Re: 10 years !!!
"I'm not convinced newer stuff at an affordable price is going to be significantly better"
It's not. Don't know if you bought it with 32GB or upgraded, but that's a healthy amount of RAM. Storage... you can get very large HDDs at a good price and get a nice price per GB. Put SSDs have cartel pricing so your newer SSD might be faster but it's not going to be bigger.
CPU-wise... I've ended up with a few systems in that 15-20 year old range as well as a scattering of newer gear. Going from a Core system (like Core 2 Duo or the power-hungry Q6600 Core 2 Quad), Moore's law was still in effect, like a early gen core i3/5/7 that was just a few years newer was a lot faster than the Core 2, Moore's law was on the ropes but it was still probably double every 2 or 3 years back then. Since then... well, an Sandy Bridge (3rd gen), Ivy Bridge (4th Gen), Coffee Lake (8th gen), Tiger Lake (11th gen), between 3rd and 8th gen it's probably a ~50% speedup per core, and 3rd to 11th *maybe* double per core. I mean, my Coffee Lake has 6 cores instead of 4 as well, the 11th gen is a notebook so it's 2C/4T, nice per-core performance but not too powerful multicore. And you've read about the 12th/13th/14th gen... "it's slightly faster... no wait it's a bit slower... oh it's even.. oh actually it's slower... the microcode will make it a little faster.. wait it didn't, or maybe it did..." LOL.
Double is nothing to sneeze at, but for something like 10 years newer it's not a huge difference.. under the "doubling every 18 months" that happened in decades past, you would have had a 64x speedup in 9 years.
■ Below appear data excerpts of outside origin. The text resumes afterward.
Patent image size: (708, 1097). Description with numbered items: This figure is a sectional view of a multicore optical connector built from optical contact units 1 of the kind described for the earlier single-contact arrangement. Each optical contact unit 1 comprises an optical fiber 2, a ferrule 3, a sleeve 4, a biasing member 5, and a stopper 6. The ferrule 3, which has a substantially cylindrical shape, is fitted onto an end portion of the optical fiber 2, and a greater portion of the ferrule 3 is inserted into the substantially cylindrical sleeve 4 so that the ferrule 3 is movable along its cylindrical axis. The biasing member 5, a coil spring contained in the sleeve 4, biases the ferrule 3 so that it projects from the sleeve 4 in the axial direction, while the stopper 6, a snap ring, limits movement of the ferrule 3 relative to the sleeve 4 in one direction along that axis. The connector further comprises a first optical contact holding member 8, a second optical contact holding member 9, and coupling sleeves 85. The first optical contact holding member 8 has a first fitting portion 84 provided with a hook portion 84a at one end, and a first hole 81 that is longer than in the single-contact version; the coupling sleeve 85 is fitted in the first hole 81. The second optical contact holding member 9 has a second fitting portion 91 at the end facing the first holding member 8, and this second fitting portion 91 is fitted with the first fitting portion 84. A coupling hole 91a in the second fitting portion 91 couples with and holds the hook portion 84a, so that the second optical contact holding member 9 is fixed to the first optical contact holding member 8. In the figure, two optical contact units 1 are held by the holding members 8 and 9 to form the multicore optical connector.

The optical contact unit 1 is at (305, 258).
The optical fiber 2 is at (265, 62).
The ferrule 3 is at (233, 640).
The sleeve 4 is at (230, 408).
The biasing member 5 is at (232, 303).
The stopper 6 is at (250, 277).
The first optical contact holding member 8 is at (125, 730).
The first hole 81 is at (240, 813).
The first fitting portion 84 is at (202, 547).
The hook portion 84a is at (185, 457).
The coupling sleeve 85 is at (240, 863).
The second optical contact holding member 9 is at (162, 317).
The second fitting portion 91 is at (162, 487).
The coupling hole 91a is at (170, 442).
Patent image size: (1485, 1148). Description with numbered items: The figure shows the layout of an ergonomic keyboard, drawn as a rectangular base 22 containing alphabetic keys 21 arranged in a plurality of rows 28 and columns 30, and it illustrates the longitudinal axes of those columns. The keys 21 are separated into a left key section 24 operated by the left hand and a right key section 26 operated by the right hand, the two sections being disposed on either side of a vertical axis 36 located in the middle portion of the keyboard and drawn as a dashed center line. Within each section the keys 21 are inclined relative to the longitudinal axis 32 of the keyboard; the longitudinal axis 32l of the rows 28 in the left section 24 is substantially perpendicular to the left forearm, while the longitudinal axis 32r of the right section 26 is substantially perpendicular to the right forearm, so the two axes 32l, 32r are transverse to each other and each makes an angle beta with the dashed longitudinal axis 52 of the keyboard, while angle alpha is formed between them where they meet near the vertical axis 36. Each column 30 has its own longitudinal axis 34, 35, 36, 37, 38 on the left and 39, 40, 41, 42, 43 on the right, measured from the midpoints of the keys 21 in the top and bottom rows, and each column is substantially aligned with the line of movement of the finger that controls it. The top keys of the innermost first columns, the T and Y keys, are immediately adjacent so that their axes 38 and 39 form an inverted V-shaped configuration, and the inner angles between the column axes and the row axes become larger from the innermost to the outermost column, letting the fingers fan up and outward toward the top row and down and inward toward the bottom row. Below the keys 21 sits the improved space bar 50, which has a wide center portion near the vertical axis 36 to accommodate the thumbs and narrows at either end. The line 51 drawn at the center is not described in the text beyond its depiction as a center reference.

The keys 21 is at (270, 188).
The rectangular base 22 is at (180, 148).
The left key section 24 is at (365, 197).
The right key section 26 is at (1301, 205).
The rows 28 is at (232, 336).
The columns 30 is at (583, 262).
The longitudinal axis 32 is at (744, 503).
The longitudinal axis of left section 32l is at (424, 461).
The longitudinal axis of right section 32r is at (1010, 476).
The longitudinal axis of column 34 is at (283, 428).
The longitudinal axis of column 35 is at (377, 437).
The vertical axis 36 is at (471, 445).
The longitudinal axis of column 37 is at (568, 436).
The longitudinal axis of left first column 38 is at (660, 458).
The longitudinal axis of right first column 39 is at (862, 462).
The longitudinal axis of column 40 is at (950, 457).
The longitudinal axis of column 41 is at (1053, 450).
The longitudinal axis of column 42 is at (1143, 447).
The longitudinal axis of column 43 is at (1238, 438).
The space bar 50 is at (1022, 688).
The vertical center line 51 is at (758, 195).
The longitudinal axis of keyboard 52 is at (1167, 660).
Side note, if you ever run into software that DOES need newer instructions (if your CPU is just old enough it may not support AVX2 for instance), check out "Intel SDE" (Software Development Emulator). You run an application under it, and it traps and emulates all missing instructions. I found there to be no discernible slowdown between running a build of some software that doesn't require newer instructions, and a build that uses them so Intel SDE must trap and emulate the missing instructions (i.e., obviously you can't magically get a speedup from instructions your CPU doesn't have, but it seems to break down and emulate them efficiently.. like maybe using 2 older AVX instructions to do an AVX2 instruction... so there's no discernible slowdown from the trap-and-emulate overhead either.)